80 ans de congés payés : en avant, la régression sociale !

Il y a 80 ans, Léon Blum (1872-1950) instaura entre autres les congés payés et la semaine de travail de 40 heures. Une révolution sociale retracée sur France 3 par « Thalassa », vendredi 20 mai. Au lendemain de la Seconde Guerre mondiale, le Comité national de la Résistance mit en œuvre une protection sociale avec la généralisation de la Sécurité sociale, de la retraite et la restauration du droit du travail.

Quelle régression, 80 ans plus tard, avec la loi El Khomri ! Or, depuis la guerre, la productivité a bien été multipliée par 1.000 ! Mais le progrès technique et l’innovation n’ont fait qu’accumuler du capital. Où est l’innovation sociale ? Dans les trente dernières années, la classe moyenne s’est réduite, une partie infime a rejoint la classe dominante des riches et des super riches, le reste s’est retrouvé paupérisé. Si Léon Blum a « inventé » les congés payés, les gouvernements français depuis le début des années 90 ont inventé les délocalisations et le chômage. Tout cela sous le prétexte de mondialisation. Le but inavoué étant que les grandes entreprises et les multinationales n’aient plus de syndicats dans les pattes et ne payent qu’un minimum d’impôt sur les bénéfices grâce aux “prix de transferts” 1. L’Europe devait donc s’aligner sur les salaires et les charges sociales de la Chine hier, puis de l’Inde, et aujourd’hui du Bangladesh et de l’Éthiopie.

C’est pourquoi les jeunes de Nuit debout, plutôt qu’aux flics, devraient s’en prendre à leurs propres parents, qui ont voté « Non » au référendum de 2005, alors que deux ans plus tard, on les a pris pour des imbéciles en leur imposant le traité de Lisbonne dont l’objectif était de « nous adapter aux nouveaux enjeux politiques et économiques mondiaux ». Ce jour-là, au lieu de sortir manifester dans la rue, ils sont restés sagement devant leur série américaine.
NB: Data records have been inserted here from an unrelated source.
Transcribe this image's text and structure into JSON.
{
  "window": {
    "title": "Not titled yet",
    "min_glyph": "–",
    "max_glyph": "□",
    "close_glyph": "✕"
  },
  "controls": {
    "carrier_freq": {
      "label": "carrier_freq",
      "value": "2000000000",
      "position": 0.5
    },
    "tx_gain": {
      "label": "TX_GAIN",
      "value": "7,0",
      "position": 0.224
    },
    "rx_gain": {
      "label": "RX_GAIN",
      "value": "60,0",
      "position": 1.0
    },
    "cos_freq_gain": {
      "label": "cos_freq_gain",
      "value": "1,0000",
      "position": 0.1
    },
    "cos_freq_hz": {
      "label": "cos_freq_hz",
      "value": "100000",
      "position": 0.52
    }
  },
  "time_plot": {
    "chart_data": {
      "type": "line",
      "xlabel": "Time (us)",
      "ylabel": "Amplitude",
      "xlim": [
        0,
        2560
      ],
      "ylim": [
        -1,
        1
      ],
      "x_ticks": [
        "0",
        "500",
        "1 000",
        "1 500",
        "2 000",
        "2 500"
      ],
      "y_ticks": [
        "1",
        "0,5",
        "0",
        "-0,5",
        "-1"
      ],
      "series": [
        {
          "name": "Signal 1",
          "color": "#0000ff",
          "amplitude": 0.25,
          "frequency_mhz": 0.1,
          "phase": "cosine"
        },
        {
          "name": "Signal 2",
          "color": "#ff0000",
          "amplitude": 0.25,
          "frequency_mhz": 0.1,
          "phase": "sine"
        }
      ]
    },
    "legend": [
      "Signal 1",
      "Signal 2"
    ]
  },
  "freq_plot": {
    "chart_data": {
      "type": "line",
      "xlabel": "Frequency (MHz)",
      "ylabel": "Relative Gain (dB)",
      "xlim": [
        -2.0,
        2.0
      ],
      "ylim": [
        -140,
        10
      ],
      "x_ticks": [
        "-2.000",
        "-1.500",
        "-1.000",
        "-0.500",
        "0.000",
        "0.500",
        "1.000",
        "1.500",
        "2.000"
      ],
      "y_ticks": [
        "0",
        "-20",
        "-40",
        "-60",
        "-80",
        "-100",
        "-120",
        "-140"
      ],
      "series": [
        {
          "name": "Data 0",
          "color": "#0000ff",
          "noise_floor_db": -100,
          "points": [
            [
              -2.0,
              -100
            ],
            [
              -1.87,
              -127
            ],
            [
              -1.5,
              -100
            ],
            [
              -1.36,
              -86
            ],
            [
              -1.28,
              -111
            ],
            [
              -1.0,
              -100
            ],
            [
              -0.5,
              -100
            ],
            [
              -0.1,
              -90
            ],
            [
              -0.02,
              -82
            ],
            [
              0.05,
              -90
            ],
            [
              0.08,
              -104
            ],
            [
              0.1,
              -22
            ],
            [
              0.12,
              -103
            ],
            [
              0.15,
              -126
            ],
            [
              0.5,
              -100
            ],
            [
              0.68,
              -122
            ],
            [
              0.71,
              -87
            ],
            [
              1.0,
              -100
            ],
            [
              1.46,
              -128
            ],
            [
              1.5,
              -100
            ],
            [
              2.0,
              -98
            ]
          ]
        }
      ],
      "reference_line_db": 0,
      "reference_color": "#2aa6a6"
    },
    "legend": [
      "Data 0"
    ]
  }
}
Ce traité inique fut ratifié par des élus naïfs ou corrompus en 2009. La loi Travail en est directement issue. Aujourd’hui, c’est trop tard, et ce n’est pas place de la République que cela se joue, mais à Bruxelles. La mondialisation et son antichambre l’Union européenne ont été conçues pour donner tout pouvoir aux multinationales et aux banques.

Notes:

  1. Le mécanisme est simple. Par exemple, lorsqu’une entreprise fait fabriquer une marchandise en Chine, elle la vend (comptablement mais non physiquement) à une filiale située dans un paradis fiscal à son prix de revient, c’est-à-dire très bas. Puis c’est une autre filiale qui la rachète à un prix proche de celui où elle va être vendue en France. Ainsi, l’énorme et quasiment seul bénéfice n’est réalisé que par la première filiale exonérée d’impôt. C’est un jeu d’enfant. Voilà pourquoi il y a de plus en plus de riches et de plus en plus de pauvres.